The London Stock Exchange’s new matching engine, which went live at 8am today, has been based on Novell SUSE Linux in order to satisfy vast messaging capacity requirements, according to the supplier.
As high frequency trading increasingly dominates share sales, the London Stock Exchange sought a stable system for its data centres that will handle tens of thousands of network messages a second, while delivering round-trip trades at what it has called “record speeds”.
Even though the system was executing 126 microsecond end-to-end average latency on the LSE’s alternative market, Turquoise, LSE traders had expressed concerns that it would continue to deliver fully stable messaging at the vast capacity on the main venue.
The previous technology on the LSE main market, called TradElect, was developed by Accenture, written in C# in a Microsoft .Net environment, running on Windows Server and SQL Server. Until the switchover, the LSE continued to spend heavily to make TradElect deliver trading at under two milliseconds, nearly 15 times slower than the new setup. It was also around four times slower than the exchange’s specialist electronic rivals, such as Chi-X.
The new system was developed in the C++ programming language. It is understood that the LSE’s decision to take system development in-house was based on a desire to maintain full control of work. As the LSE changed its core systems, it was presented with an opportunity to take over development.

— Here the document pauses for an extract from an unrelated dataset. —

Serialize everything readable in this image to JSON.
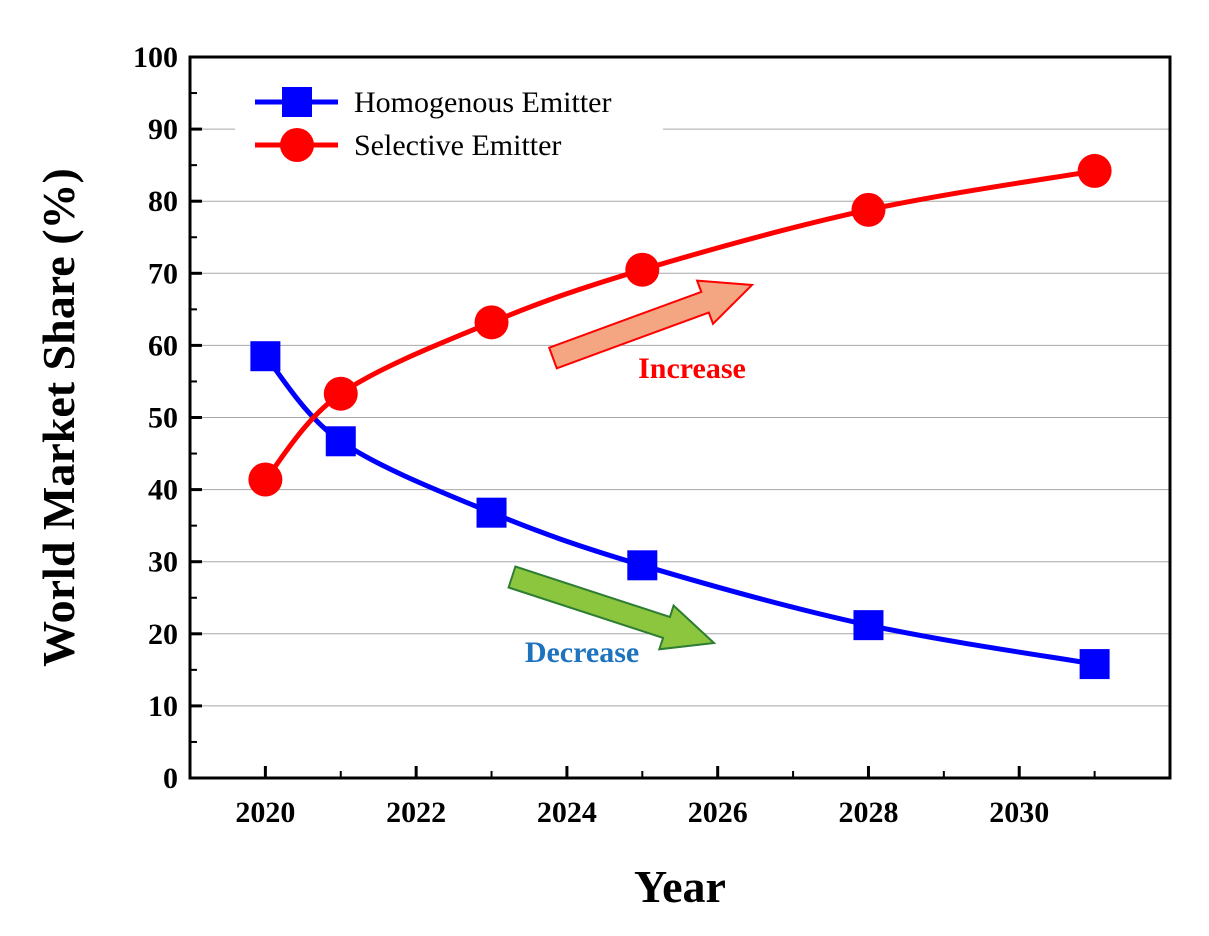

The core matching engine, Millennium Exchange, was originally developed in Sri Lanka by exchange software specialist Millennium IT, which the LSE acquired in 2009 for £18 million. The system code continues to be maintained and developed by exchange staff in London and Colombo.

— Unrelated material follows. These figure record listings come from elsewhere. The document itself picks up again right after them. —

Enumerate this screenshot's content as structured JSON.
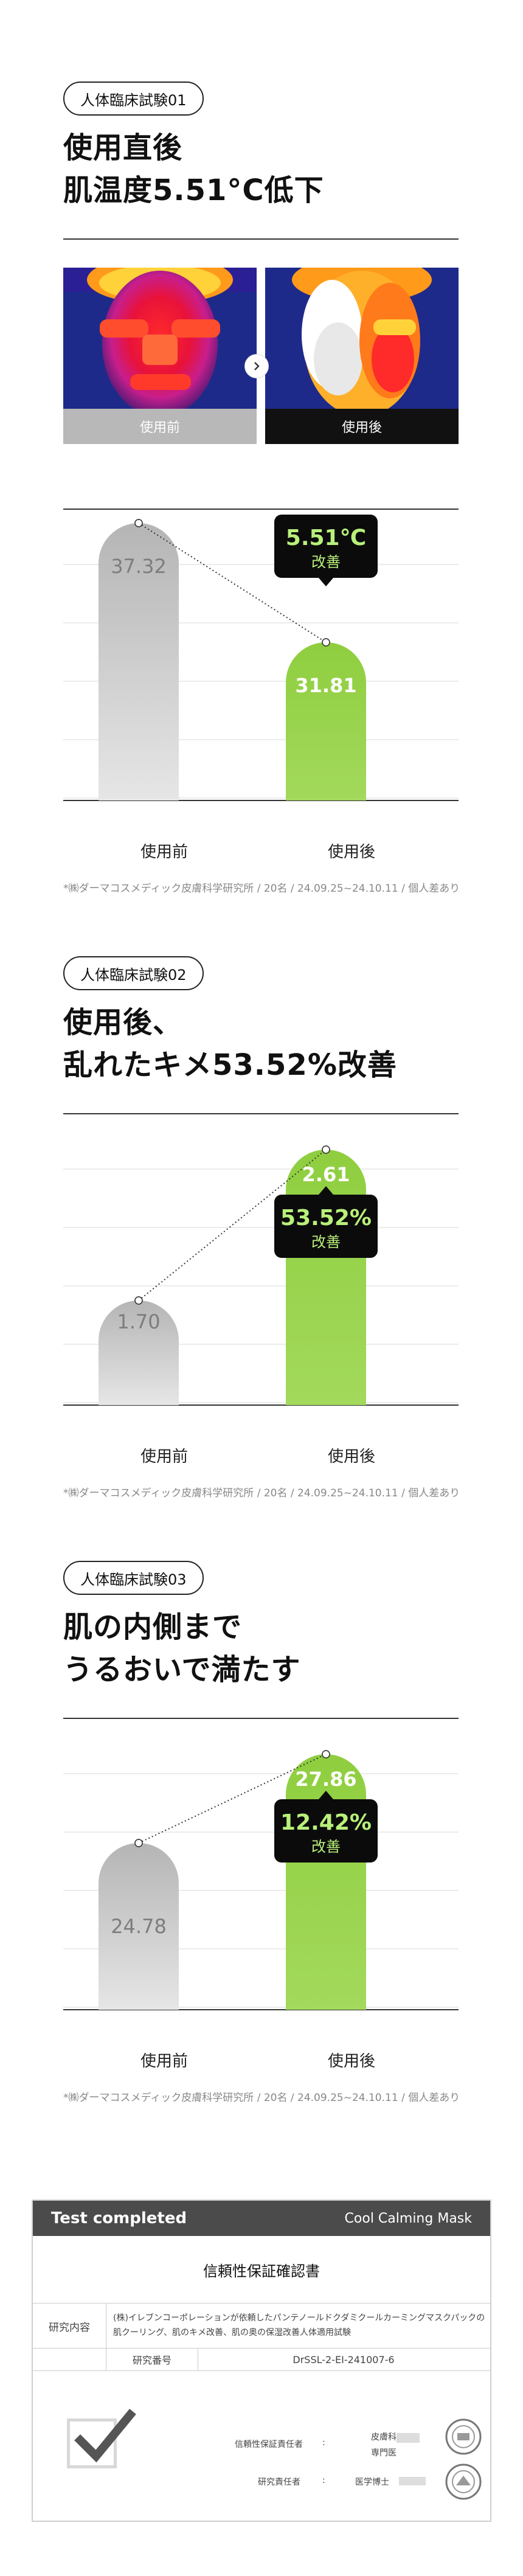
{
  "sections": [
    {
      "badge": "人体臨床試験01",
      "title_lines": [
        "使用直後",
        "肌温度5.51°C低下"
      ],
      "thermal": {
        "before_label": "使用前",
        "after_label": "使用後"
      },
      "chart": {
        "before_value": "37.32",
        "after_value": "31.81",
        "callout_value": "5.51℃",
        "callout_sub": "改善"
      },
      "note": "*㈱ダーマコスメディック皮膚科学研究所 / 20名 / 24.09.25~24.10.11 / 個人差あり"
    },
    {
      "badge": "人体臨床試験02",
      "title_lines": [
        "使用後、",
        "乱れたキメ53.52%改善"
      ],
      "chart": {
        "before_value": "1.70",
        "after_value": "2.61",
        "callout_value": "53.52%",
        "callout_sub": "改善"
      },
      "note": "*㈱ダーマコスメディック皮膚科学研究所 / 20名 / 24.09.25~24.10.11 / 個人差あり"
    },
    {
      "badge": "人体臨床試験03",
      "title_lines": [
        "肌の内側まで",
        "うるおいで満たす"
      ],
      "chart": {
        "before_value": "24.78",
        "after_value": "27.86",
        "callout_value": "12.42%",
        "callout_sub": "改善"
      },
      "note": "*㈱ダーマコスメディック皮膚科学研究所 / 20名 / 24.09.25~24.10.11 / 個人差あり"
    }
  ],
  "x_labels": {
    "before": "使用前",
    "after": "使用後"
  },
  "chart_data": [
    {
      "type": "bar",
      "categories": [
        "使用前",
        "使用後"
      ],
      "values": [
        37.32,
        31.81
      ]
    },
    {
      "type": "bar",
      "categories": [
        "使用前",
        "使用後"
      ],
      "values": [
        1.7,
        2.61
      ]
    },
    {
      "type": "bar",
      "categories": [
        "使用前",
        "使用後"
      ],
      "values": [
        24.78,
        27.86
      ]
    }
  ],
  "certificate": {
    "header_left": "Test completed",
    "header_right": "Cool Calming Mask",
    "title": "信頼性保証確認書",
    "content_label": "研究内容",
    "content_text_1": "(株)イレブンコーポレーションが依頼したパンテノールドクダミクールカーミングマスクパックの",
    "content_text_2": "肌クーリング、肌のキメ改善、肌の奥の保湿改善人体適用試験",
    "number_label": "研究番号",
    "number_value": "DrSSL-2-EI-241007-6",
    "qa_label": "信頼性保証責任者",
    "qa_value_1": "皮膚科",
    "qa_value_2": "専門医",
    "researcher_label": "研究責任者",
    "researcher_value": "医学博士",
    "colon": ":"
  },
  "colors": {
    "green": "#8fcc45",
    "gray": "#c6c6c6",
    "callout_text": "#b8f07a"
  }
}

Sean McCarry, UK manager at Novell, which is providing essential support to the new matching engine by running the LSE’s core datacentre software, said: “The LSE is the most prestigious and most recognised exchange in the world so we are proud to be the technology partner of choice for this important deployment.”
Antoine Shagoury, chief information officer at the London Stock Exchange, said the new system would provide “exceptional levels of performance, functionality, and capacity”. The rollout was a “key milestone” in the introduction of “tightly integrated transaction technology” across the LSE, he said.
But as the LSE’s competitors continue to erode its market dominance, it is also being increasingly forced to take other strategic steps. Last week, it said it was involved in “advanced” merger discussions with Toronto Stock Exchange parent TMX, in a move that could see it standardise on a SUSE Linux backbone with the Millennium Exchange matching engine.